Elektrostuhl schrieb:


> Ab 14 September 0 Uhr spielbar und nur als Download für 89,99 Euro UVP erhältlich. Vorbesteller-Boni sind:
> 
> - 48H Vorabzugang (12. September)
> - Steam-exklusives Wallpaper
> ...


Den Season Pass nicht zu vergessen, der soll auch mit drin sein.


----------



## Elektrostuhl (23. August 2018)

Der ist auch mit drin. Sowie der OST und ein paar Waffen und Outfits. Dass was ich aufgezählt habe, sind die *Vorbesteller*-Boni.   Was ich allerdings auch nirgends finde ist, ob diese Boni Square Enix exklusiv sind.


----------



## sauerlandboy79 (23. August 2018)

Elektrostuhl schrieb:


> Der ist auch mit drin. Sowie der OST und ein paar Waffen und Outfits. Dass was ich aufgezählt habe, sind die *Vorbesteller*-Boni.   Was ich allerdings auch nirgends finde ist, ob diese Boni Square Enix exklusiv sind.


Ah, Sorry. Darauf hab ich nicht geachtet.


----------



## Shadow_Man (24. August 2018)

90 Euro UVP? Bei diversen Downloadshops gibts das billiger. Bei Green Man Gaming z.B. für 76,49€.


----------



## Elektrostuhl (24. August 2018)

UVP finde ich auch etwas hoch angesetzt. Der Season Pass will mich nicht wirklich überzeugen.


----------



## AdamJenson (12. September 2018)

sauerlandboy79 schrieb:


> Den Season Pass nicht zu vergessen, der soll auch mit drin sein.

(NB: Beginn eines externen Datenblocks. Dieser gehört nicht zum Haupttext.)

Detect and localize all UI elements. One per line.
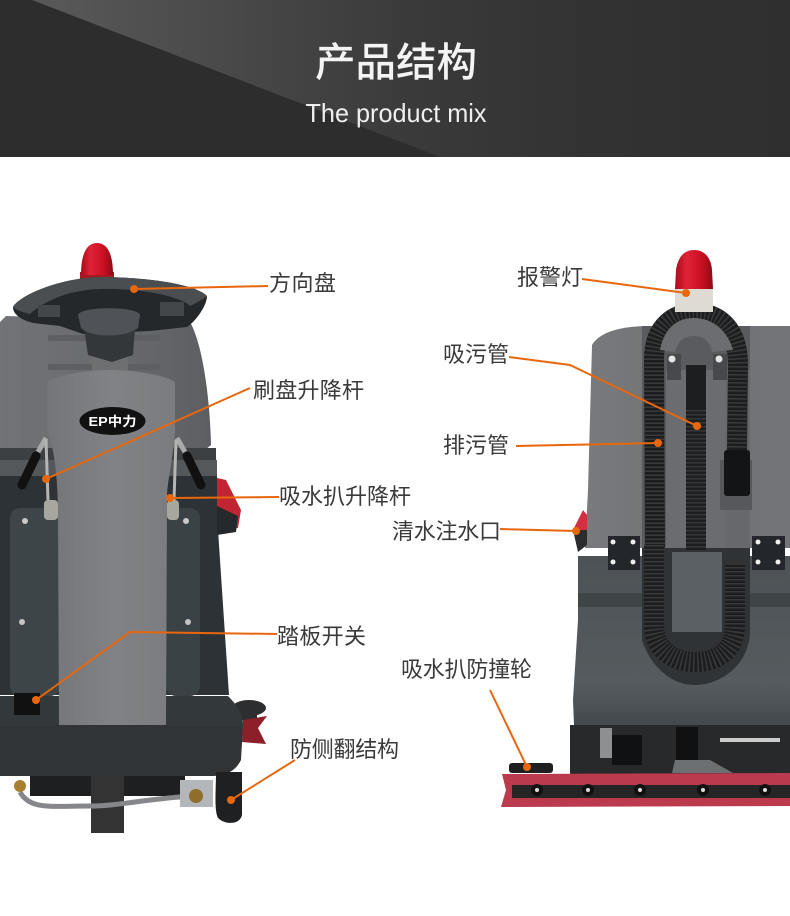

Der Season Pass muss erstmal beweisen ob er sein Geld wert ist. Das Main Game scheint super zu sein .


----------



## zwiebelring2000 (18. September 2018)

So, ich stell schon mal die Frage, ob im Haupt-Spiel ein Unterschied zu finden ist, ob man den Season Pass hat oder nicht. Also ob z.B. Gräber oder ganze Handlungsstränge ohne den Season Pass überhaupt nicht zu begehen sind, oder ob es wirklich nur Bonus-Missonen sind, die nicht zum Haupt-Spiel gehören. Abgesehen von Waffen und Outfits...

Oder anders gefragt: Ist das Spiel ohne Season Pass "geschnitten"?

BTW: Croft Edition für 63,70 EUR hier: https://www.instant-gaming.com/de/3134-kaufen-key-steam-shadow-of-the-tomb-raider-croft-edition/


----------



## linktheminstrel (18. September 2018)

Doppelpost


----------



## linktheminstrel (18. September 2018)

zwiebelring2000 schrieb:


> So, ich stell schon mal die Frage, ob im Haupt-Spiel ein Unterschied zu finden ist, ob man den Season Pass hat oder nicht. Also ob z.B. Gräber oder ganze Handlungsstränge ohne den Season Pass überhaupt nicht zu begehen sind, oder ob es wirklich nur Bonus-Missonen sind, die nicht zum Haupt-Spiel gehören. Abgesehen von Waffen und Outfits...
> 
> Oder anders gefragt: Ist das Spiel ohne Season Pass "geschnitten"?
> 
> BTW: Croft Edition für 63,70 EUR hier: https://www.instant-gaming.com/de/3134-kaufen-key-steam-shadow-of-the-tomb-raider-croft-edition/




Nein, der Season-pass schaltet aber meines Wissens neue outfits und waffen frei (wenn du rise durchgezockt hast, bekommst du auch hier ohne season-pass zusätzliche rise-outfits und die 2013er skin). Das Gerücht um angebliche Quests und Gräber, für die man einen Seasonpass benötigt, sind falsch.


----------



## zwiebelring2000 (5. Februar 2019)

So, letzte Post ist 140 Tage her; Gibt's vielleicht irgend was Neues an der Front der physischen Datenträger für die Croft Edition? Muss man vielleicht noch warten, bis alle 7 Bonus-Herausforderungen veröffentlicht worden sind?


----------



## Matthias Dammes (5. Februar 2019)

zwiebelring2000 schrieb:


> So, letzte Post ist 140 Tage her; Gibt's vielleicht irgend was Neues an der Front der physischen Datenträger für die Croft Edition? Muss man vielleicht noch warten, bis alle 7 Bonus-Herausforderungen veröffentlicht worden sind?



Die Croft Edition gibt es für PC nicht als Retail-Fassung.


----------



## zwiebelring2000 (16. Oktober 2019)

Hallo,
um das Thema wieder etwas aufleben zu lassen:
Am 05. November 2019 kommt "Shadow of the Tomb Raider: Definitive Edition" auf den Markt. Wird es diese den als PC-DVD geben, oder auch wieder nur als Steam-Download?


----------



## sauerlandboy79 (16. Oktober 2019)

zwiebelring2000 schrieb:


> Hallo,
> um das Thema wieder etwas aufleben zu lassen:
> Am 05. November 2019 kommt "Shadow of the Tomb Raider: Definitive Edition" auf den Markt. Wird es diese den als PC-DVD geben, oder auch wieder nur als Steam-Download?


Von "Rise of the Tomb Raider" gabs auch ne Celebration Edition als Retail, würde mich doch wundern wenn's hier anders kommt.


----------



## LOX-TT (16. Oktober 2019)

Ist glaub ich noch gar nicht gesagt worden ob es auch Retail kommt.


----------